"Having Tea"

Conversations inspired by Pepsy Kettavong's "Let's Have Tea" sculpture located in Rochester's National Historic Susan B. Anthony District near the Susan B. Anthony House Museum.

Thursday, May 10, 2012

I'm Innocent

I'm part of a women's empowerment and support network called, Woman Within.  My initial connection with them resulted in my "claiming" my innocence because I was unable to "reclaim" it; I could not remember ever feeling "innocent."  It's taken lots of years and a variety of experiences - light and dark - and I must admit, I was wrong.

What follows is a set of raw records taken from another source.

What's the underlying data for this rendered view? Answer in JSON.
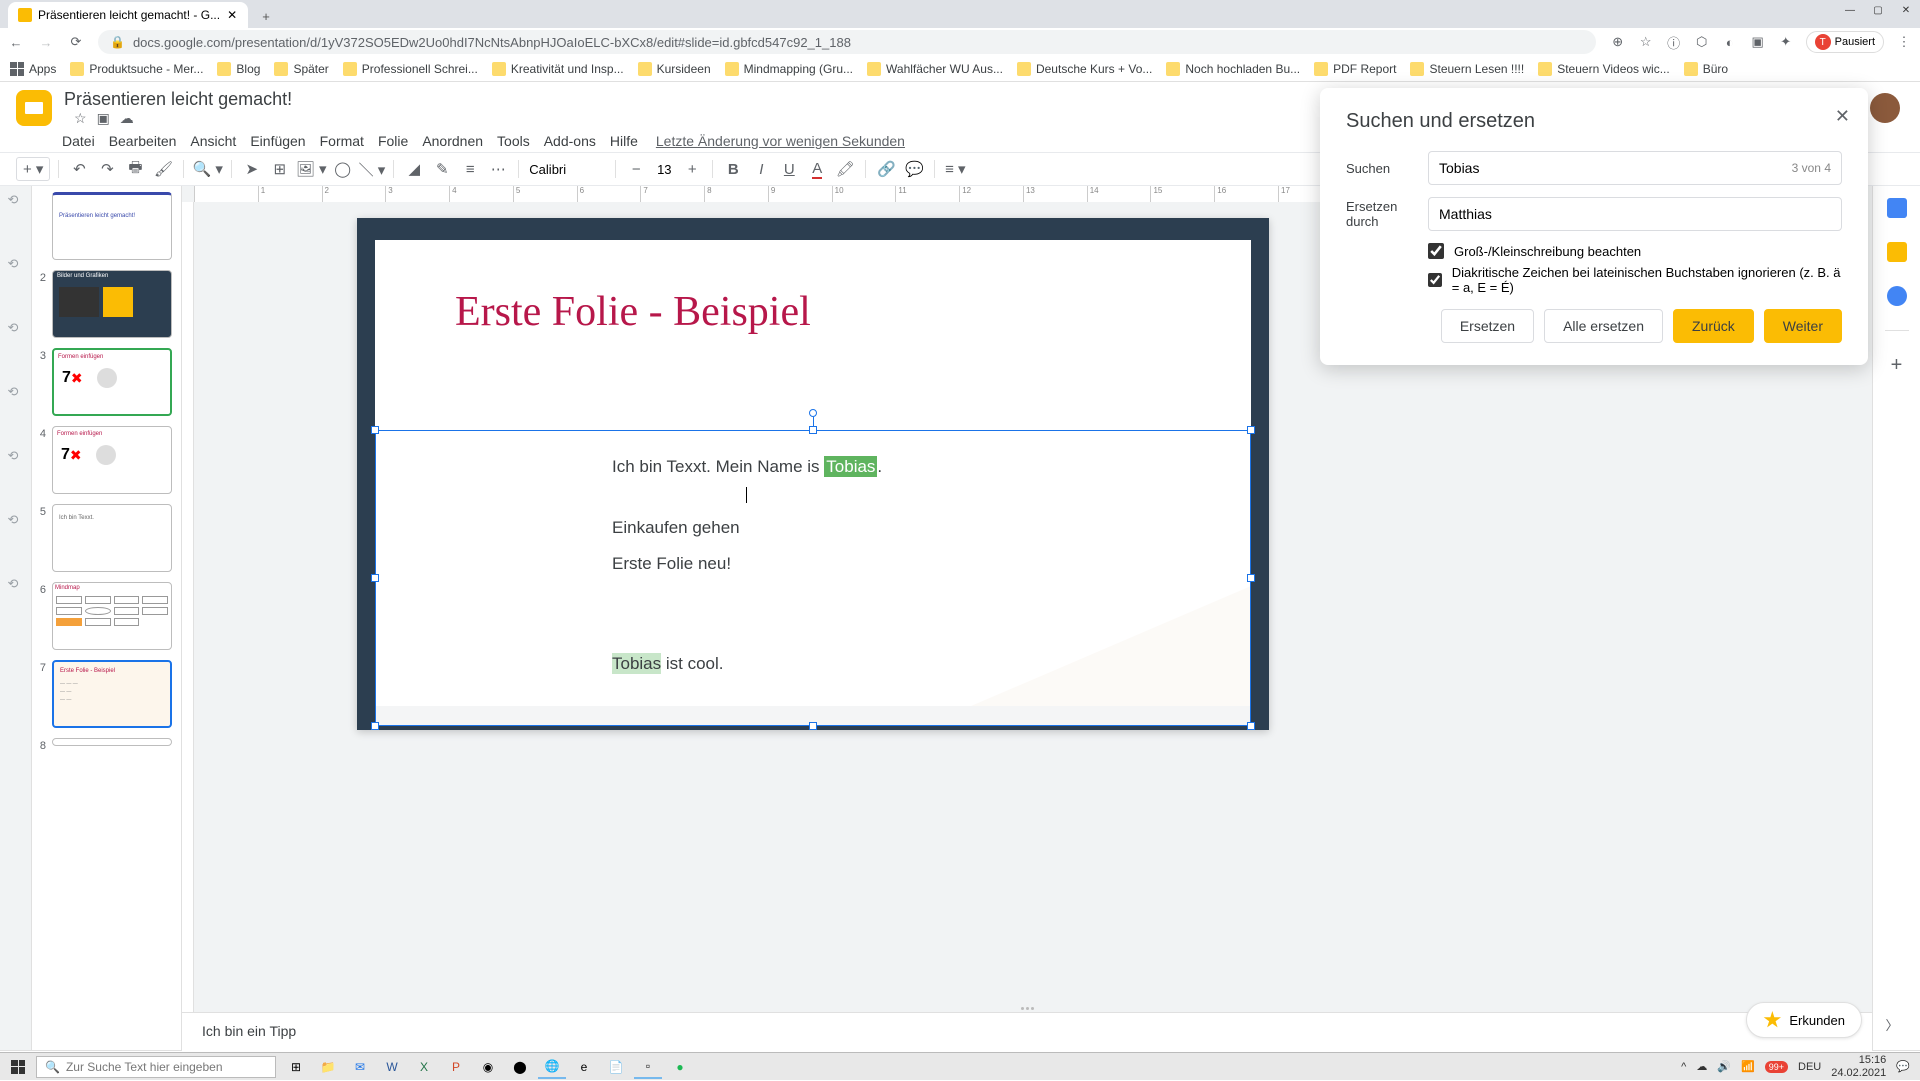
{
  "browser": {
    "tab_title": "Präsentieren leicht gemacht! - G...",
    "url": "docs.google.com/presentation/d/1yV372SO5EDw2Uo0hdI7NcNtsAbnpHJOaIoELC-bXCx8/edit#slide=id.gbfcd547c92_1_188",
    "paused_label": "Pausiert"
  },
  "bookmarks": {
    "apps": "Apps",
    "items": [
      "Produktsuche - Mer...",
      "Blog",
      "Später",
      "Professionell Schrei...",
      "Kreativität und Insp...",
      "Kursideen",
      "Mindmapping  (Gru...",
      "Wahlfächer WU Aus...",
      "Deutsche Kurs + Vo...",
      "Noch hochladen Bu...",
      "PDF Report",
      "Steuern Lesen !!!!",
      "Steuern Videos wic...",
      "Büro"
    ]
  },
  "app": {
    "doc_title": "Präsentieren leicht gemacht!",
    "menus": [
      "Datei",
      "Bearbeiten",
      "Ansicht",
      "Einfügen",
      "Format",
      "Folie",
      "Anordnen",
      "Tools",
      "Add-ons",
      "Hilfe"
    ],
    "last_edit": "Letzte Änderung vor wenigen Sekunden"
  },
  "toolbar": {
    "font": "Calibri",
    "size": "13"
  },
  "thumbs": {
    "n1": "Präsentieren leicht gemacht!",
    "n2": "Bilder und Grafiken",
    "n3": "Formen einfügen",
    "n3b": "7",
    "n4": "Formen einfügen",
    "n4b": "7",
    "n5": "Ich bin Texxt.",
    "n6": "Mindmap",
    "n7": "Erste Folie - Beispiel"
  },
  "slide": {
    "title": "Erste Folie - Beispiel",
    "text_before1": "Ich bin Texxt. Mein Name is ",
    "text_match1": "Tobias",
    "text_after1": ".",
    "line2": "Einkaufen gehen",
    "line3": "Erste Folie neu!",
    "text_match2": "Tobias",
    "text_after2": " ist cool."
  },
  "notes": "Ich bin ein Tipp",
  "dialog": {
    "title": "Suchen und ersetzen",
    "search_label": "Suchen",
    "search_value": "Tobias",
    "search_count": "3 von 4",
    "replace_label": "Ersetzen durch",
    "replace_value": "Matthias",
    "check1": "Groß-/Kleinschreibung beachten",
    "check2": "Diakritische Zeichen bei lateinischen Buchstaben ignorieren (z. B. ä = a, E = É)",
    "btn_replace": "Ersetzen",
    "btn_replace_all": "Alle ersetzen",
    "btn_back": "Zurück",
    "btn_next": "Weiter"
  },
  "explore": "Erkunden",
  "taskbar": {
    "search_placeholder": "Zur Suche Text hier eingeben",
    "notif_count": "99+",
    "lang": "DEU",
    "time": "15:16",
    "date": "24.02.2021"
  }
}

I was born innocent.  There was a Light.  It was never extinguished.  Just hidden.  Remember that song, "This Little Light of Mine?"  I sang it to my kids, I sing it to my grandson, and, now, I sing it to me.

Today is definitely my best day ever.

Friday, March 9, 2012

Commitment Issues

I love looking at the Susan B. / Frederick Douglass statue. There's something strong and gentle happening at the same time. It reminds me of the work our women's circle does on expressing feelings. One can be irritated and optimistic at the same time. That's fitting for me as I claim not to have an "inner child," but an "inner city." Lotsa folks in there chattering away with all kinds of thoughts and opinions.

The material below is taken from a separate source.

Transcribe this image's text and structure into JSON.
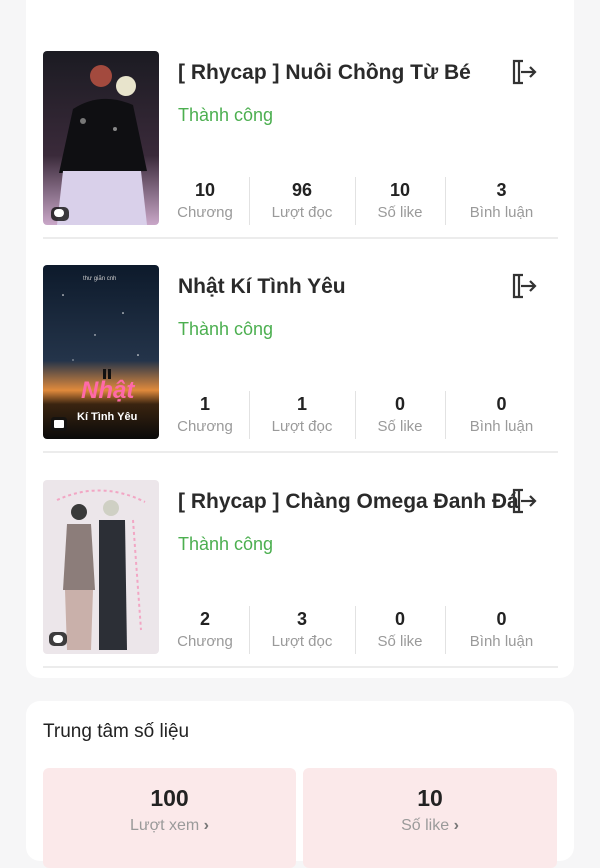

Trying to figure out why I can be so passionate about writing one minute and then abandon it the next. There's a sense of release and comfort that comes from typing out my thoughts. All that busy-ness from inside my head onto the page where it takes on some order. Maybe trying to figure it out is just another way to avoid being.

What's so scary about being? Maybe I should try the statue thing; just sit still and not move. Don't respond. Just absorb the weather. I'm going to give this blog another shot. For my inner city. Maybe we can establish a little order.